First, English reformers recognize that few other people will join them in their new Dutch home, since moving to a new country is difficult. Second, they recognize that, due to the hardships of Leyden life, congregants are dying early. Recognizing that wise men should preserve their health and prepare for adversity, they plan to move to a place where they might live better lives. Third, the English recognize that they have a duty to take care of their children. In Holland, where there are many corrupting influences, it’s difficult to raise good Christians. Finally, the English want to spread their faith around the world. For all of these reasons, they support colonizing America.
According to Bradford, the decision to leave Holland was motivated by a desire to practice Christianity to the best of the reformers’ abilities. Notice that Bradford speaks of the “English reformers” as if they’re one monolithic group. Many European historians have suggested that, in fact, it was Bradford and other more elite reformers who pushed the group to leave Holland, while most of the congregation wanted to stay in their new home.

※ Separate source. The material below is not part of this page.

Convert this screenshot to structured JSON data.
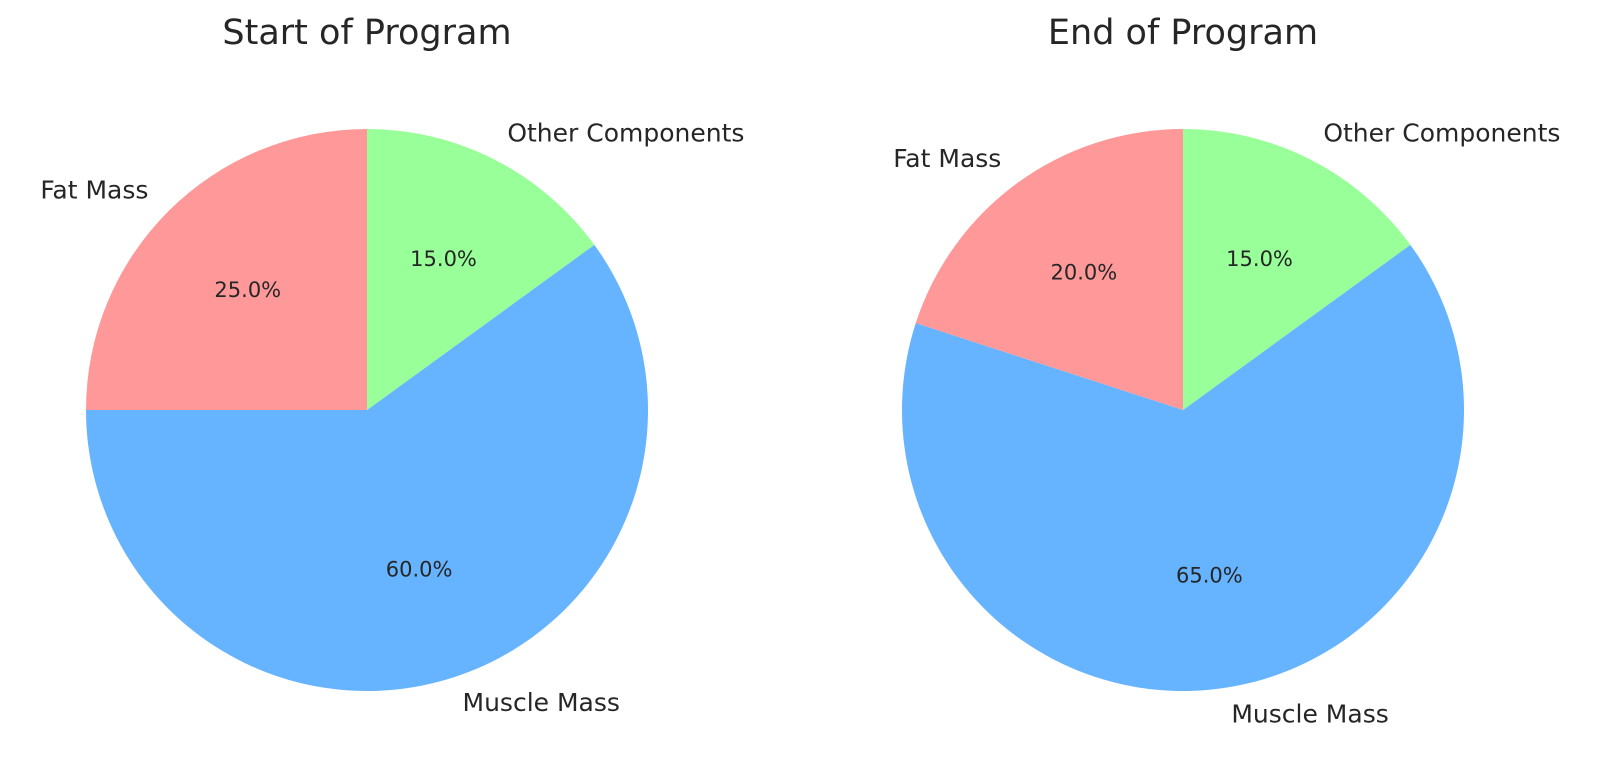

At the time, America is seen as a fruitful place to live. Some reformers are reluctant to sail so far away, especially since some of them are likely to die on the voyage. Others argue that it will be costly to sail to America. However, reform leaders successfully argue that they’ll triumph with the help of God and that even if some of them die on the voyage over, they’ll die satisfied at having made such a journey. In the end, the reformers decide to sail to America.
The reformers’ religious passion inspires them to travel across the ocean to find a new home: they accept that, even if they die, they’ll have died for the sake of their religious beliefs—or at least that’s what their leaders want them to accept, and what Bradford wants his readers to believe.